C Language Note: seeking screening prime number (for the number of counting to solve a wide range of mass inside)

Original link: http://c.biancheng.net/c/

Problem Description:
Enter an integer n (<= 100), require that all prime numbers between 1 ~ n and outputs, and outputs for each row 5

Analysis:
The number of prime numbers within a required range according to a conventional method is to make the outer loop (loop control variable i), i taken every number in this range; do an inner loop (loop control variable j ), in turn determine the number of i% [2, i-1 ] N is 0, if i in [2, i-1] of this interval has a number of other do, this number is not a prime number i. For the 1 ~ n (user input) will be done once per inner loop number determination, and when n is larger, the number of inner and outer nested loop operation the greater inefficient.

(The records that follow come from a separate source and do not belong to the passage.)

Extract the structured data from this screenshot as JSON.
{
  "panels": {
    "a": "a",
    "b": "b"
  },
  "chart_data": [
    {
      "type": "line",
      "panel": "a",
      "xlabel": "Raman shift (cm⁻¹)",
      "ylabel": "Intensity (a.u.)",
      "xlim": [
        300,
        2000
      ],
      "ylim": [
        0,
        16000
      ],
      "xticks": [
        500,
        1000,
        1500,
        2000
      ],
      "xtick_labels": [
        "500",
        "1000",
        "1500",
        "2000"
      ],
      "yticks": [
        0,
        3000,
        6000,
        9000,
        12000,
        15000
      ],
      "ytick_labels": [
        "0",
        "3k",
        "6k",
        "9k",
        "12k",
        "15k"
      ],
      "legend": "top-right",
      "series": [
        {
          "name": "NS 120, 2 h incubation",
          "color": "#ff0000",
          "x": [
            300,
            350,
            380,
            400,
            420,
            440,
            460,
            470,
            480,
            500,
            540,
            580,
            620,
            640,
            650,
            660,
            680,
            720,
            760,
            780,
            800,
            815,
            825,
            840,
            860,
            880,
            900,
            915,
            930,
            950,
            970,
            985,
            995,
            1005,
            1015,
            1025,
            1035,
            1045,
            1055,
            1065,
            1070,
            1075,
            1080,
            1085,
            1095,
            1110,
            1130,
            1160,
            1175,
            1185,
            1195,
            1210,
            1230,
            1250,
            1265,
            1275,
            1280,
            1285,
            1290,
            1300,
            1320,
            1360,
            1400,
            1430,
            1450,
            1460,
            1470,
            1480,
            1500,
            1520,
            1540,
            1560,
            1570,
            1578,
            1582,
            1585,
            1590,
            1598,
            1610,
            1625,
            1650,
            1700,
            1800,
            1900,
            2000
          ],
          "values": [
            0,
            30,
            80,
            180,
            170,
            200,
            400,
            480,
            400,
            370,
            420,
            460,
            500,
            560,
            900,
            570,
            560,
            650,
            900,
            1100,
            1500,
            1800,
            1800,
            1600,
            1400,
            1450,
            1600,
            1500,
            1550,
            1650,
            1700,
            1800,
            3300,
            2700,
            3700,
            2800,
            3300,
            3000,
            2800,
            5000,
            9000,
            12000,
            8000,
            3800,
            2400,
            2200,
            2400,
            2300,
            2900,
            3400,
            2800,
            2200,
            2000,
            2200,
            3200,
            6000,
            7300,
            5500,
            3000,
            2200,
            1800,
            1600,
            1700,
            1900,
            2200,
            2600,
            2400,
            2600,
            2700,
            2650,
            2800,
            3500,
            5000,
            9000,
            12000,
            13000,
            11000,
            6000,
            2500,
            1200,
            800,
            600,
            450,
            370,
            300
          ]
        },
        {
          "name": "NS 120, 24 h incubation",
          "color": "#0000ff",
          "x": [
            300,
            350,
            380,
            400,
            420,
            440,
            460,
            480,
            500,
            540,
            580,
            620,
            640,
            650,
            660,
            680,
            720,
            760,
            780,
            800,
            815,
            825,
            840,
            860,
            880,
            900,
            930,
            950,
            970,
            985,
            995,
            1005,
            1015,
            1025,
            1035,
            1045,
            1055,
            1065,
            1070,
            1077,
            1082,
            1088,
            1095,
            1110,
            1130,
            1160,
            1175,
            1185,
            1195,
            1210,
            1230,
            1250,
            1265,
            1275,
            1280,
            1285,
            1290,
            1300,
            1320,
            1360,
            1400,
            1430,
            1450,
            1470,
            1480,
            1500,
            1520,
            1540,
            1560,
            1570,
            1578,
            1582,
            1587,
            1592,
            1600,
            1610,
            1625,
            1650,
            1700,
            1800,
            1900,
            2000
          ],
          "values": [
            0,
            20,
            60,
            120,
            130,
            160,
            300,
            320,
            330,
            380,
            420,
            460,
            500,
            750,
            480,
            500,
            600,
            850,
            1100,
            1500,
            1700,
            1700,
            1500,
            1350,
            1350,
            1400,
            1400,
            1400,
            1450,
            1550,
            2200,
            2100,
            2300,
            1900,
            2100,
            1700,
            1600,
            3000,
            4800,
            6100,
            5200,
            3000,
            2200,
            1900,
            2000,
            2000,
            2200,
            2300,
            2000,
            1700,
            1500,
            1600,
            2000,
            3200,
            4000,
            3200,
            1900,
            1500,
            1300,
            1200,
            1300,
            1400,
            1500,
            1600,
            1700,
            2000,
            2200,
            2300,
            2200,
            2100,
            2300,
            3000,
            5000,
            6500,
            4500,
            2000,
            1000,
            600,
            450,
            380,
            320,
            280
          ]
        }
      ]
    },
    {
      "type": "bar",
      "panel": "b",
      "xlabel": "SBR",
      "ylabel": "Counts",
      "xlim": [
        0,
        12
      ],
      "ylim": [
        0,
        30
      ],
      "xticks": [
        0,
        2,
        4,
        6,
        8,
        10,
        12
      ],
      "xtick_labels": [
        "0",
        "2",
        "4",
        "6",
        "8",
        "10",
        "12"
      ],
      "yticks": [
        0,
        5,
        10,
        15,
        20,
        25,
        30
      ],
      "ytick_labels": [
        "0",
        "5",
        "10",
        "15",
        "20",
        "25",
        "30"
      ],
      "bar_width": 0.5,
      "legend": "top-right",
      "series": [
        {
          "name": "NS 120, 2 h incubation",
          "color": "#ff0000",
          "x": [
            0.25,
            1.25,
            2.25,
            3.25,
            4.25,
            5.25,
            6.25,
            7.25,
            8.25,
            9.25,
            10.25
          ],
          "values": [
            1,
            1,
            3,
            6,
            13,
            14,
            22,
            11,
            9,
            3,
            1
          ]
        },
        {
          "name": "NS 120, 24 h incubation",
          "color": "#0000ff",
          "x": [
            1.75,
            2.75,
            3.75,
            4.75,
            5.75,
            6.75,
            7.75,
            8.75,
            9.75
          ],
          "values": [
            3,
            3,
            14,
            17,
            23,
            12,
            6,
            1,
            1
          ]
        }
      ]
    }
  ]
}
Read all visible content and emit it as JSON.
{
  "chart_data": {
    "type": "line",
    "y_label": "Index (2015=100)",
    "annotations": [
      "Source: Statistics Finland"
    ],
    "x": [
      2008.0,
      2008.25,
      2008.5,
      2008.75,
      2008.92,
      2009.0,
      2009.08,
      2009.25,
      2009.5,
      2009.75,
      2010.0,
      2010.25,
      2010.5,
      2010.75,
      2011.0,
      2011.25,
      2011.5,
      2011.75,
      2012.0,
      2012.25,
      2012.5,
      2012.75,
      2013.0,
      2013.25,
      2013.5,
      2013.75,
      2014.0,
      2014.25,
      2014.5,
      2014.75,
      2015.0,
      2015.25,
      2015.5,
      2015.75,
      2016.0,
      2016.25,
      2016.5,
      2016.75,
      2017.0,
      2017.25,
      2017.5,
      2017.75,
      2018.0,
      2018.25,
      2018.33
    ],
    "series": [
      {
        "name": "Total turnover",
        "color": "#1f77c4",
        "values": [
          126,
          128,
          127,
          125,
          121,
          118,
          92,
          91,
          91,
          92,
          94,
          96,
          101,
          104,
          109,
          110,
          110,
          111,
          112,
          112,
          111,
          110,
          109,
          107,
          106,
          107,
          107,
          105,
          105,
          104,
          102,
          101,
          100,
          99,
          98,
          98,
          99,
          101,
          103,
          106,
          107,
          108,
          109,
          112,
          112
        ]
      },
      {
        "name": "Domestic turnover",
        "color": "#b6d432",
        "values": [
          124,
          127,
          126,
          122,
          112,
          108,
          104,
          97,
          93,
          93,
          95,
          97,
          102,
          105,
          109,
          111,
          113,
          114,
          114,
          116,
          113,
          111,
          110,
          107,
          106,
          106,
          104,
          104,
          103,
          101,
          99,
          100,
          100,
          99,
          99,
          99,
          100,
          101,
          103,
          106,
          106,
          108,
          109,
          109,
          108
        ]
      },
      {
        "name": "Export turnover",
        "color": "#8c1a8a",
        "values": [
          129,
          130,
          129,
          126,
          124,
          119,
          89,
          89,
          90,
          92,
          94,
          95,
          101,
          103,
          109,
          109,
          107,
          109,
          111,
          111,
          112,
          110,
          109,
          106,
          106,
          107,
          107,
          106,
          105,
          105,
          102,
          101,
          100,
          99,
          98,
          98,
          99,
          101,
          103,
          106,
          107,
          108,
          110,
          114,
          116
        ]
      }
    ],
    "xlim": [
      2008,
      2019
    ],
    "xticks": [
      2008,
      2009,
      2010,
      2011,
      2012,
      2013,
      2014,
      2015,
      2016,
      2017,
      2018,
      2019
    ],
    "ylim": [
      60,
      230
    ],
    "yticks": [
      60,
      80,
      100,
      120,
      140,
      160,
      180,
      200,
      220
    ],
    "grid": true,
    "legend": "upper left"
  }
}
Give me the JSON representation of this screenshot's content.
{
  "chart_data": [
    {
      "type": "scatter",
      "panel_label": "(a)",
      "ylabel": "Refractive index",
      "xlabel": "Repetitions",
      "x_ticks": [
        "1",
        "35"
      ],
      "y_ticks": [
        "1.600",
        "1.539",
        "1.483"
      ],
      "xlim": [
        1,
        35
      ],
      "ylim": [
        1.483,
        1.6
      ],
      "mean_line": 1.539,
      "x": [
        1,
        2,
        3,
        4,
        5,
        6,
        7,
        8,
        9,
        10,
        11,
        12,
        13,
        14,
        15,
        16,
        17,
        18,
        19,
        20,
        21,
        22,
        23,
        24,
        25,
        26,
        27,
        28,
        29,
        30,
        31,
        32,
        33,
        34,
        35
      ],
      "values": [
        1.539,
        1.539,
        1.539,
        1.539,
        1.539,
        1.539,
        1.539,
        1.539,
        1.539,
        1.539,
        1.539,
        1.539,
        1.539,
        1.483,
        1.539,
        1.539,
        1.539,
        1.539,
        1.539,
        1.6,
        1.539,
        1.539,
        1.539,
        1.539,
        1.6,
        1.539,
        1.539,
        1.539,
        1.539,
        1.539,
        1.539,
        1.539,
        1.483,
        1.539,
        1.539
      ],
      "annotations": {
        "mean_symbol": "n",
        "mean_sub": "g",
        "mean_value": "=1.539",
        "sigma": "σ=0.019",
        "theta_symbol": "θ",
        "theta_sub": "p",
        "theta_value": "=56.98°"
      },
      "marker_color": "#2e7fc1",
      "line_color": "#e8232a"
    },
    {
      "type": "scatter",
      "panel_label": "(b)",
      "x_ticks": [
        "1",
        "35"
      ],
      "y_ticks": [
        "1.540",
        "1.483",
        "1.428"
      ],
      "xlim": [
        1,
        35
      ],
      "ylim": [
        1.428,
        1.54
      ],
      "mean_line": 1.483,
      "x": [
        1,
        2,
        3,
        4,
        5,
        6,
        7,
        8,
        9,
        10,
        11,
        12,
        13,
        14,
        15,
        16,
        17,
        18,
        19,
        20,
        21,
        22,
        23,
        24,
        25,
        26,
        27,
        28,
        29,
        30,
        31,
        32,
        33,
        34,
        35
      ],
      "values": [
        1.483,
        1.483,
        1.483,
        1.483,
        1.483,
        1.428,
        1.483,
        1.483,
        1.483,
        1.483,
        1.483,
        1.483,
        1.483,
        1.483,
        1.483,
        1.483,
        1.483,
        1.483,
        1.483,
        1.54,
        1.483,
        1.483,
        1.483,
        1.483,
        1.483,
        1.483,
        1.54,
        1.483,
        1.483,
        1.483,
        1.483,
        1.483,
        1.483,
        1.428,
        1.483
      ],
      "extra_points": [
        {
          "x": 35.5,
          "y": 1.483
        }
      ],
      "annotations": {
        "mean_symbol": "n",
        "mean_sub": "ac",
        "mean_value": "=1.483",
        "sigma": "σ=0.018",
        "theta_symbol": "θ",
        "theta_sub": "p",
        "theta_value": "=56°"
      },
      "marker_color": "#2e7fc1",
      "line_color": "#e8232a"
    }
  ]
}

Based on this situation, there has been screening method of application, to avoid duplication and unnecessary cycle, cycle times greatly reduced. Direct look at the code:

#include <stdio.h>
#include <string.h>
#define N 100
int main(void)
{
 int prime[N+1];//prime[i]的值为0表示i在筛子上，值为1表示不在筛子上
 int n;//输入30，求1~n之间的质数（可随意） 
 scanf("%d",&n);
 memset(prime,0,sizeof(prime));//将prime中所有的元素值清0
 prime[1]=1;//默认1不是质数
 for(int i=2;i*i<=n;i++)
 {
  if(prime[i]==0)
  {
   for(int j=2*i;j<=n;j+=i)//筛去i的2倍(i*2，该语句仅执行一次)，3倍(j+=i)，4倍(j+=i)…，这些数肯定不是质数（因为i除了被1和自身整除外，还能被它自身倍数整除）。 
   {
    prime[j]=1;
   }
  } 
 }
 int t = 0 ;   //统计质数个数，以控制每行输出5个
 for(int i = 1; i <= n; i++) 
 {
  if(prime[i] == 0)   //i是质数，则输出，计数，一行输出5个
  {
   printf("%-2d ", i);
   t++;
   if(t%5 == 0) printf("\n"); //一行已输出5个
  }
 } 
 return 0; 
} 

Output:

code above process requires an analog prime numbers between 2 to 30:

• When i = 2: prime [2] = 0 (i.e., 2 is a prime number, the array subscripts i.e. corresponding to the number we have to operate), prime [4], prime [6], prime [8] ... prime [30] is set to 1. (I.e., in the range of 2 to 30, corresponding to a multiple of the number 2 is not a prime number)

• When i = 3: Since the prime [3] = 0, the prime [6], prime [9], ... prime [27], prime [30] is set to 1

• When i = 4: Since the prime [4] = 1, do not continue screening step. Because 4 is not a prime number, because 4 has been filtered out as a multiplication factor of 2

• When i = 5: Since the prime [5] = 0, the prime [10], prime [15], prime [20], prime [25], prime [30] is set to 1.

• When i = 6: 6> sqrt (30) algorithm ends (i.e., 6 * 6> 30).